Anything that spends or sends
Booking ad budget, sending customer email, accepting vendor terms: keep FINANCIAL_TRANSACTIONS, COMMUNICATION_TOOL, and LEGAL_TERMS_AND_AGREEMENTS gated, and turn on prompt-injection detection before the agent touches a logged-in tab.
A concrete first project makes this tangible. Take weekly campaign QA: an agent opens each ad platform in a browser, reads spend pacing and policy status across accounts, and writes a single plain-language summary — reading state, never changing it. The intent field documents each check, so the output is auditable from day one, and because nothing is written, the FINANCIAL_TRANSACTIONS and DATA_MODIFICATION categories never come into play. It is the lowest-risk way to learn whether a screen agent is reliable enough on your own surfaces before you hand it anything that writes, spends, or sends.
The honest sequencing is the same one we use with clients: prove value on read-only QA, add human-confirmed writes once the audit log earns trust, and only then widen autonomy behind the safety categories. That scoping — which workflows, which guardrails, which confirmation gates — is exactly where our agentic AI transformation engagements begin, before any model commitment.
08 — ConclusionThe model becomes the agent.

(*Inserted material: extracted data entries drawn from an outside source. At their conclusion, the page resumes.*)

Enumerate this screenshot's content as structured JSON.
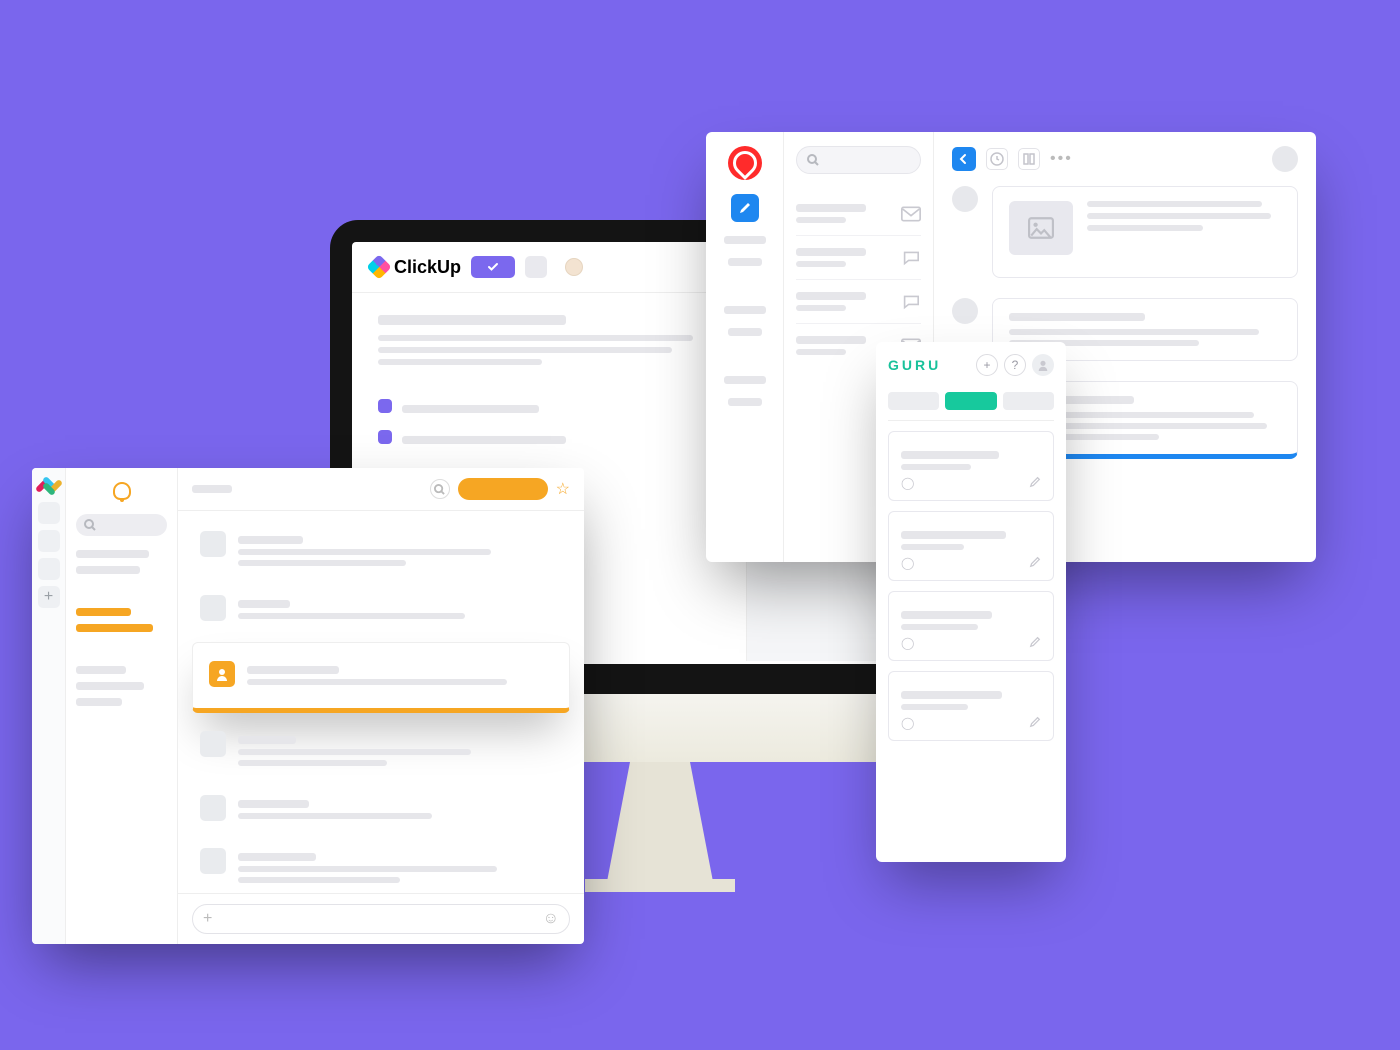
{
  "colors": {
    "background": "#7a66ed",
    "clickup_accent": "#7b68ee",
    "slack_accent": "#f6a623",
    "crm_accent": "#1e87f0",
    "guru_accent": "#17c99d",
    "crm_logo": "#ff2b2b"
  },
  "clickup": {
    "brand_label": "ClickUp",
    "status_icon": "check-icon",
    "header_extra_icons": [
      "avatar-icon"
    ]
  },
  "slack": {
    "brand_icon": "slack-icon",
    "rail_items": [
      "workspace-icon",
      "workspace-icon",
      "workspace-icon",
      "add-icon"
    ],
    "notification_icon": "bell-icon",
    "search_icon": "search-icon",
    "top_actions": [
      "search-icon",
      "orange-pill-button",
      "star-icon"
    ],
    "messages": [
      {
        "highlight": false
      },
      {
        "highlight": false
      },
      {
        "highlight": true,
        "avatar_color": "#f6a623",
        "avatar_icon": "person-icon"
      },
      {
        "highlight": false
      },
      {
        "highlight": false
      },
      {
        "highlight": false
      }
    ],
    "compose_left_icon": "plus-icon",
    "compose_right_icon": "emoji-icon"
  },
  "crm": {
    "logo_icon": "heart-circle-icon",
    "compose_icon": "edit-icon",
    "list_icons": [
      "mail-icon",
      "chat-icon",
      "chat-icon",
      "mail-icon"
    ],
    "toolbar": {
      "back_icon": "arrow-left-icon",
      "ghost_icons": [
        "clock-icon",
        "columns-icon"
      ],
      "more_icon": "more-icon",
      "avatar_icon": "avatar-icon"
    },
    "feed": [
      {
        "has_image": true,
        "accent": false
      },
      {
        "has_image": false,
        "accent": false
      },
      {
        "has_image": false,
        "accent": true
      }
    ]
  },
  "guru": {
    "brand_label": "GURU",
    "header_buttons": [
      "plus-icon",
      "help-icon",
      "avatar-icon"
    ],
    "tabs": [
      {
        "active": false
      },
      {
        "active": true
      },
      {
        "active": false
      }
    ],
    "cards": [
      {
        "footer_left_icon": "verify-icon",
        "footer_right_icon": "edit-icon"
      },
      {
        "footer_left_icon": "verify-icon",
        "footer_right_icon": "edit-icon"
      },
      {
        "footer_left_icon": "verify-icon",
        "footer_right_icon": "edit-icon"
      },
      {
        "footer_left_icon": "verify-icon",
        "footer_right_icon": "edit-icon"
      }
    ]
  }
}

Native computer use makes the model the agent, not a step in the pipeline.
The June 24 update is best read as an architecture change wearing a benchmark headline. Folding computer use into Gemini 3.5 Flash — alongside Search grounding and Maps — lets a single agent see, reason, and act in one inference pass, and the new intent field gives that agent the audit trail an enterprise needs to deploy it. The 78.4 OSWorld-Verified score, self-reported like every score on that board, is a tie with GPT-5.5, not a lead.

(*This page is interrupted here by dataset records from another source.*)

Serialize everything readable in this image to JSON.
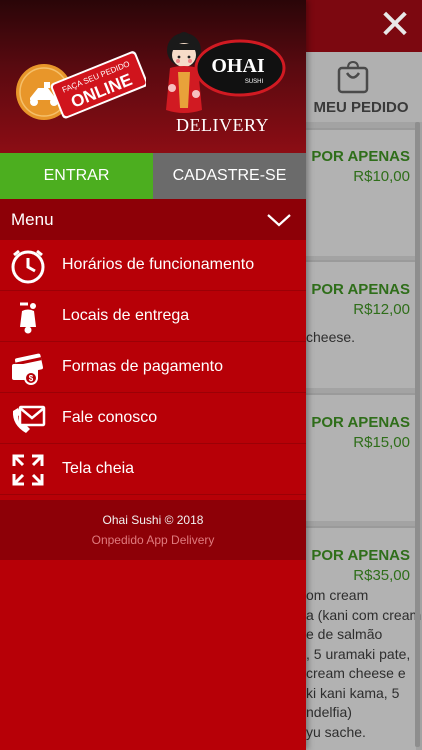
{
  "background": {
    "close_icon": "close-icon",
    "order_tab": {
      "icon": "shopping-bag-icon",
      "label": "MEU PEDIDO"
    },
    "cards": [
      {
        "price_title": "POR APENAS",
        "price": "R$10,00",
        "desc": []
      },
      {
        "price_title": "POR APENAS",
        "price": "R$12,00",
        "desc": [
          "cheese."
        ]
      },
      {
        "price_title": "POR APENAS",
        "price": "R$15,00",
        "desc": []
      },
      {
        "price_title": "POR APENAS",
        "price": "R$35,00",
        "desc": [
          "om cream",
          "a (kani com cream",
          "e de salmão",
          ", 5 uramaki pate,",
          "cream cheese e",
          "ki kani kama, 5",
          "ndelfia)",
          "yu sache."
        ]
      }
    ]
  },
  "drawer": {
    "header": {
      "badge_text_small": "FAÇA SEU PEDIDO",
      "badge_text_big": "ONLINE",
      "logo_text": "OHAI",
      "logo_sub": "SUSHI",
      "delivery_label": "DELIVERY"
    },
    "auth": {
      "login_label": "ENTRAR",
      "signup_label": "CADASTRE-SE"
    },
    "menu": {
      "title": "Menu",
      "items": [
        {
          "label": "Horários de funcionamento",
          "icon": "clock-icon"
        },
        {
          "label": "Locais de entrega",
          "icon": "scooter-icon"
        },
        {
          "label": "Formas de pagamento",
          "icon": "payment-card-icon"
        },
        {
          "label": "Fale conosco",
          "icon": "mail-phone-icon"
        },
        {
          "label": "Tela cheia",
          "icon": "fullscreen-icon"
        }
      ]
    },
    "footer": {
      "copyright": "Ohai Sushi © 2018",
      "subtitle": "Onpedido App Delivery"
    }
  },
  "colors": {
    "drawer_red": "#b70007",
    "dark_red": "#8d0007",
    "login_green": "#4cae1f",
    "signup_gray": "#6b6b6b",
    "price_green": "#2f6e1a"
  }
}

Keep the framing precise. This is a public preview, not general availability. The cost advantage is real and specific — exactly one-third of GPT-5.5’s per-token price — but it is a GPT-5.5 comparison, not a claim about the whole field. And the safeguards, from the seven safety categories to injection detection, are mostly opt-in, behind Google’s own admission that no single safeguard is foolproof.

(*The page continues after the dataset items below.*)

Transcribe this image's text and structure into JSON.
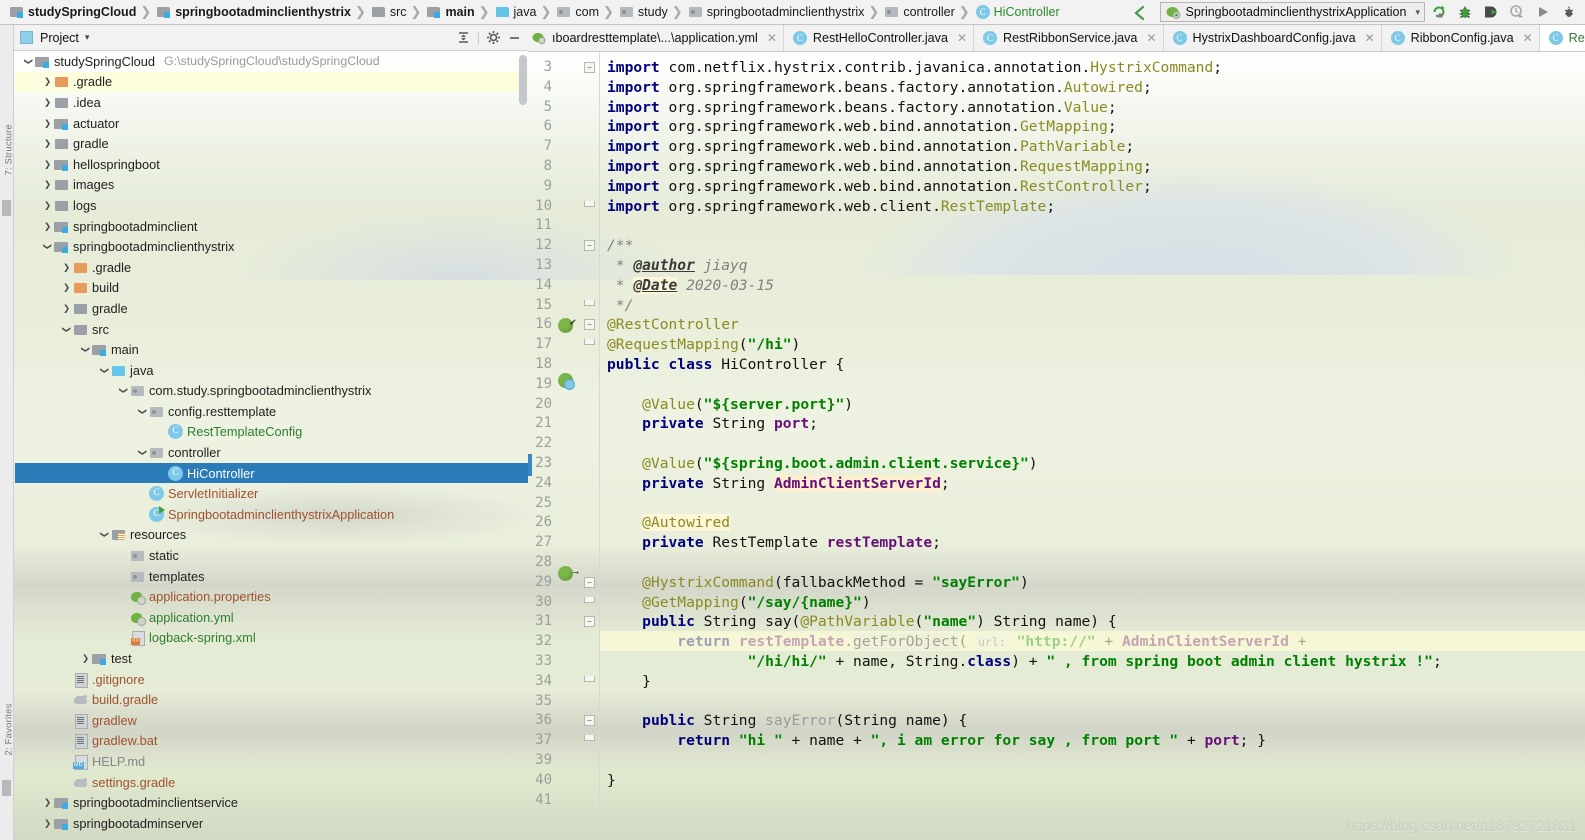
{
  "breadcrumb": {
    "items": [
      {
        "label": "studySpringCloud",
        "icon": "module-folder-icon",
        "bold": true,
        "style": "module"
      },
      {
        "label": "springbootadminclienthystrix",
        "icon": "module-folder-icon",
        "bold": true,
        "style": "module"
      },
      {
        "label": "src",
        "icon": "folder-icon",
        "bold": false,
        "style": "folder"
      },
      {
        "label": "main",
        "icon": "module-folder-icon",
        "bold": true,
        "style": "module"
      },
      {
        "label": "java",
        "icon": "source-folder-icon",
        "bold": false,
        "style": "folder-blue"
      },
      {
        "label": "com",
        "icon": "package-icon",
        "bold": false,
        "style": "package"
      },
      {
        "label": "study",
        "icon": "package-icon",
        "bold": false,
        "style": "package"
      },
      {
        "label": "springbootadminclienthystrix",
        "icon": "package-icon",
        "bold": false,
        "style": "package"
      },
      {
        "label": "controller",
        "icon": "package-icon",
        "bold": false,
        "style": "package"
      },
      {
        "label": "HiController",
        "icon": "class-icon",
        "bold": false,
        "style": "class-green"
      }
    ],
    "separator": "❯"
  },
  "toolbar": {
    "back_arrow": "back-arrow-icon",
    "run_config": "SpringbootadminclienthystrixApplication",
    "run_config_chevron": "▾",
    "buttons": [
      {
        "name": "rerun-button",
        "glyph": "rerun"
      },
      {
        "name": "debug-button",
        "glyph": "debug"
      },
      {
        "name": "run-with-coverage-button",
        "glyph": "coverage"
      },
      {
        "name": "profile-button",
        "glyph": "profile"
      },
      {
        "name": "run-button",
        "glyph": "play"
      },
      {
        "name": "more-button",
        "glyph": "more"
      }
    ]
  },
  "project_panel": {
    "title": "Project",
    "title_chevron": "▾",
    "collapse_all_icon": "collapse-all-icon",
    "settings_icon": "gear-icon",
    "hide_icon": "minimize-icon",
    "left_strip_labels": [
      "7: Structure",
      "2: Favorites"
    ]
  },
  "tree": [
    {
      "depth": 0,
      "label": "studySpringCloud",
      "path": "G:\\studySpringCloud\\studySpringCloud",
      "arrow": "down",
      "icon": "module-folder-icon",
      "style": "mod",
      "color": "plain",
      "selected": false,
      "highlight": false
    },
    {
      "depth": 1,
      "label": ".gradle",
      "path": "",
      "arrow": "right",
      "icon": "folder-icon",
      "style": "dir-or",
      "color": "plain",
      "selected": false,
      "highlight": true
    },
    {
      "depth": 1,
      "label": ".idea",
      "path": "",
      "arrow": "right",
      "icon": "folder-icon",
      "style": "dir",
      "color": "plain",
      "selected": false,
      "highlight": false
    },
    {
      "depth": 1,
      "label": "actuator",
      "path": "",
      "arrow": "right",
      "icon": "module-folder-icon",
      "style": "mod",
      "color": "plain",
      "selected": false,
      "highlight": false
    },
    {
      "depth": 1,
      "label": "gradle",
      "path": "",
      "arrow": "right",
      "icon": "folder-icon",
      "style": "dir",
      "color": "plain",
      "selected": false,
      "highlight": false
    },
    {
      "depth": 1,
      "label": "hellospringboot",
      "path": "",
      "arrow": "right",
      "icon": "module-folder-icon",
      "style": "mod",
      "color": "plain",
      "selected": false,
      "highlight": false
    },
    {
      "depth": 1,
      "label": "images",
      "path": "",
      "arrow": "right",
      "icon": "folder-icon",
      "style": "dir",
      "color": "plain",
      "selected": false,
      "highlight": false
    },
    {
      "depth": 1,
      "label": "logs",
      "path": "",
      "arrow": "right",
      "icon": "folder-icon",
      "style": "dir",
      "color": "plain",
      "selected": false,
      "highlight": false
    },
    {
      "depth": 1,
      "label": "springbootadminclient",
      "path": "",
      "arrow": "right",
      "icon": "module-folder-icon",
      "style": "mod",
      "color": "plain",
      "selected": false,
      "highlight": false
    },
    {
      "depth": 1,
      "label": "springbootadminclienthystrix",
      "path": "",
      "arrow": "down",
      "icon": "module-folder-icon",
      "style": "mod",
      "color": "plain",
      "selected": false,
      "highlight": false
    },
    {
      "depth": 2,
      "label": ".gradle",
      "path": "",
      "arrow": "right",
      "icon": "folder-icon",
      "style": "dir-or",
      "color": "plain",
      "selected": false,
      "highlight": false
    },
    {
      "depth": 2,
      "label": "build",
      "path": "",
      "arrow": "right",
      "icon": "folder-icon",
      "style": "dir-or",
      "color": "plain",
      "selected": false,
      "highlight": false
    },
    {
      "depth": 2,
      "label": "gradle",
      "path": "",
      "arrow": "right",
      "icon": "folder-icon",
      "style": "dir",
      "color": "plain",
      "selected": false,
      "highlight": false
    },
    {
      "depth": 2,
      "label": "src",
      "path": "",
      "arrow": "down",
      "icon": "folder-icon",
      "style": "dir",
      "color": "plain",
      "selected": false,
      "highlight": false
    },
    {
      "depth": 3,
      "label": "main",
      "path": "",
      "arrow": "down",
      "icon": "module-folder-icon",
      "style": "mod",
      "color": "plain",
      "selected": false,
      "highlight": false
    },
    {
      "depth": 4,
      "label": "java",
      "path": "",
      "arrow": "down",
      "icon": "source-folder-icon",
      "style": "dir-bl",
      "color": "plain",
      "selected": false,
      "highlight": false
    },
    {
      "depth": 5,
      "label": "com.study.springbootadminclienthystrix",
      "path": "",
      "arrow": "down",
      "icon": "package-icon",
      "style": "pkg",
      "color": "plain",
      "selected": false,
      "highlight": false
    },
    {
      "depth": 6,
      "label": "config.resttemplate",
      "path": "",
      "arrow": "down",
      "icon": "package-icon",
      "style": "pkg",
      "color": "plain",
      "selected": false,
      "highlight": false
    },
    {
      "depth": 7,
      "label": "RestTemplateConfig",
      "path": "",
      "arrow": "none",
      "icon": "class-icon",
      "style": "cls",
      "color": "green",
      "selected": false,
      "highlight": false
    },
    {
      "depth": 6,
      "label": "controller",
      "path": "",
      "arrow": "down",
      "icon": "package-icon",
      "style": "pkg",
      "color": "plain",
      "selected": false,
      "highlight": false
    },
    {
      "depth": 7,
      "label": "HiController",
      "path": "",
      "arrow": "none",
      "icon": "class-icon",
      "style": "cls",
      "color": "plain",
      "selected": true,
      "highlight": false
    },
    {
      "depth": 6,
      "label": "ServletInitializer",
      "path": "",
      "arrow": "none",
      "icon": "class-icon",
      "style": "cls",
      "color": "brown",
      "selected": false,
      "highlight": false
    },
    {
      "depth": 6,
      "label": "SpringbootadminclienthystrixApplication",
      "path": "",
      "arrow": "none",
      "icon": "runnable-class-icon",
      "style": "cls-run",
      "color": "brown",
      "selected": false,
      "highlight": false
    },
    {
      "depth": 4,
      "label": "resources",
      "path": "",
      "arrow": "down",
      "icon": "resource-folder-icon",
      "style": "res",
      "color": "plain",
      "selected": false,
      "highlight": false
    },
    {
      "depth": 5,
      "label": "static",
      "path": "",
      "arrow": "none",
      "icon": "package-icon",
      "style": "pkg",
      "color": "plain",
      "selected": false,
      "highlight": false
    },
    {
      "depth": 5,
      "label": "templates",
      "path": "",
      "arrow": "none",
      "icon": "package-icon",
      "style": "pkg",
      "color": "plain",
      "selected": false,
      "highlight": false
    },
    {
      "depth": 5,
      "label": "application.properties",
      "path": "",
      "arrow": "none",
      "icon": "spring-file-icon",
      "style": "spring",
      "color": "brown",
      "selected": false,
      "highlight": false
    },
    {
      "depth": 5,
      "label": "application.yml",
      "path": "",
      "arrow": "none",
      "icon": "spring-file-icon",
      "style": "spring",
      "color": "green",
      "selected": false,
      "highlight": false
    },
    {
      "depth": 5,
      "label": "logback-spring.xml",
      "path": "",
      "arrow": "none",
      "icon": "xml-file-icon",
      "style": "xml",
      "color": "green",
      "selected": false,
      "highlight": false
    },
    {
      "depth": 3,
      "label": "test",
      "path": "",
      "arrow": "right",
      "icon": "module-folder-icon",
      "style": "mod",
      "color": "plain",
      "selected": false,
      "highlight": false
    },
    {
      "depth": 2,
      "label": ".gitignore",
      "path": "",
      "arrow": "none",
      "icon": "file-icon",
      "style": "leaf",
      "color": "brown",
      "selected": false,
      "highlight": false
    },
    {
      "depth": 2,
      "label": "build.gradle",
      "path": "",
      "arrow": "none",
      "icon": "gradle-file-icon",
      "style": "gradle",
      "color": "brown",
      "selected": false,
      "highlight": false
    },
    {
      "depth": 2,
      "label": "gradlew",
      "path": "",
      "arrow": "none",
      "icon": "file-icon",
      "style": "leaf",
      "color": "brown",
      "selected": false,
      "highlight": false
    },
    {
      "depth": 2,
      "label": "gradlew.bat",
      "path": "",
      "arrow": "none",
      "icon": "file-icon",
      "style": "leaf",
      "color": "brown",
      "selected": false,
      "highlight": false
    },
    {
      "depth": 2,
      "label": "HELP.md",
      "path": "",
      "arrow": "none",
      "icon": "markdown-file-icon",
      "style": "md",
      "color": "grayed",
      "selected": false,
      "highlight": false
    },
    {
      "depth": 2,
      "label": "settings.gradle",
      "path": "",
      "arrow": "none",
      "icon": "gradle-file-icon",
      "style": "gradle",
      "color": "brown",
      "selected": false,
      "highlight": false
    },
    {
      "depth": 1,
      "label": "springbootadminclientservice",
      "path": "",
      "arrow": "right",
      "icon": "module-folder-icon",
      "style": "mod",
      "color": "plain",
      "selected": false,
      "highlight": false
    },
    {
      "depth": 1,
      "label": "springbootadminserver",
      "path": "",
      "arrow": "right",
      "icon": "module-folder-icon",
      "style": "mod",
      "color": "plain",
      "selected": false,
      "highlight": false
    }
  ],
  "editor_tabs": [
    {
      "label": "ıboardresttemplate\\...\\application.yml",
      "icon": "spring-file-icon",
      "active": false,
      "clipped": true,
      "close": "✕"
    },
    {
      "label": "RestHelloController.java",
      "icon": "class-icon",
      "active": false,
      "clipped": false,
      "close": "✕"
    },
    {
      "label": "RestRibbonService.java",
      "icon": "class-icon",
      "active": false,
      "clipped": false,
      "close": "✕"
    },
    {
      "label": "HystrixDashboardConfig.java",
      "icon": "class-icon",
      "active": false,
      "clipped": false,
      "close": "✕"
    },
    {
      "label": "RibbonConfig.java",
      "icon": "class-icon",
      "active": false,
      "clipped": false,
      "close": "✕"
    },
    {
      "label": "RestTe",
      "icon": "class-icon",
      "active": true,
      "clipped": false,
      "close": ""
    }
  ],
  "code": {
    "first_visible_line": 3,
    "lines": [
      {
        "n": 3,
        "text": "import com.netflix.hystrix.contrib.javanica.annotation.HystrixCommand;"
      },
      {
        "n": 4,
        "text": "import org.springframework.beans.factory.annotation.Autowired;"
      },
      {
        "n": 5,
        "text": "import org.springframework.beans.factory.annotation.Value;"
      },
      {
        "n": 6,
        "text": "import org.springframework.web.bind.annotation.GetMapping;"
      },
      {
        "n": 7,
        "text": "import org.springframework.web.bind.annotation.PathVariable;"
      },
      {
        "n": 8,
        "text": "import org.springframework.web.bind.annotation.RequestMapping;"
      },
      {
        "n": 9,
        "text": "import org.springframework.web.bind.annotation.RestController;"
      },
      {
        "n": 10,
        "text": "import org.springframework.web.client.RestTemplate;"
      },
      {
        "n": 11,
        "text": ""
      },
      {
        "n": 12,
        "text": "/**"
      },
      {
        "n": 13,
        "text": " * @author jiayq"
      },
      {
        "n": 14,
        "text": " * @Date 2020-03-15"
      },
      {
        "n": 15,
        "text": " */"
      },
      {
        "n": 16,
        "text": "@RestController"
      },
      {
        "n": 17,
        "text": "@RequestMapping(\"/hi\")"
      },
      {
        "n": 18,
        "text": "public class HiController {"
      },
      {
        "n": 19,
        "text": ""
      },
      {
        "n": 20,
        "text": "    @Value(\"${server.port}\")"
      },
      {
        "n": 21,
        "text": "    private String port;"
      },
      {
        "n": 22,
        "text": ""
      },
      {
        "n": 23,
        "text": "    @Value(\"${spring.boot.admin.client.service}\")"
      },
      {
        "n": 24,
        "text": "    private String AdminClientServerId;"
      },
      {
        "n": 25,
        "text": ""
      },
      {
        "n": 26,
        "text": "    @Autowired"
      },
      {
        "n": 27,
        "text": "    private RestTemplate restTemplate;"
      },
      {
        "n": 28,
        "text": ""
      },
      {
        "n": 29,
        "text": "    @HystrixCommand(fallbackMethod = \"sayError\")"
      },
      {
        "n": 30,
        "text": "    @GetMapping(\"/say/{name}\")"
      },
      {
        "n": 31,
        "text": "    public String say(@PathVariable(\"name\") String name) {"
      },
      {
        "n": 32,
        "text": "        return restTemplate.getForObject( url: \"http://\" + AdminClientServerId +"
      },
      {
        "n": 33,
        "text": "                \"/hi/hi/\" + name, String.class) + \" , from spring boot admin client hystrix !\";"
      },
      {
        "n": 34,
        "text": "    }"
      },
      {
        "n": 35,
        "text": ""
      },
      {
        "n": 36,
        "text": "    public String sayError(String name) {"
      },
      {
        "n": 37,
        "text": "        return \"hi \" + name + \", i am error for say , from port \" + port; }"
      },
      {
        "n": 39,
        "text": ""
      },
      {
        "n": 40,
        "text": "}"
      },
      {
        "n": 41,
        "text": ""
      }
    ],
    "highlighted_line": 32,
    "parameter_hint": "url:"
  },
  "watermark": "https://blog.csdn.net/a18792721831",
  "colors": {
    "selection_blue": "#2a7cb8",
    "keyword_navy": "#00007f",
    "string_green": "#008000",
    "annotation_olive": "#8a8a20",
    "field_purple": "#660e7a",
    "comment_gray": "#808080",
    "spring_green": "#6db33f",
    "class_icon_blue": "#7ec8e8"
  }
}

The forward read is straightforward. When the cheapest, fastest production model also drives a screen, computer use stops being a premium add-on and starts being a default expectation of an agent platform. The teams that win will not be the ones chasing the top leaderboard row — they will be the ones who wire a tied-but-cheaper model into a real workflow, behind real guardrails, with a log they can defend. That, not a fraction of a benchmark point, is what this release actually changes.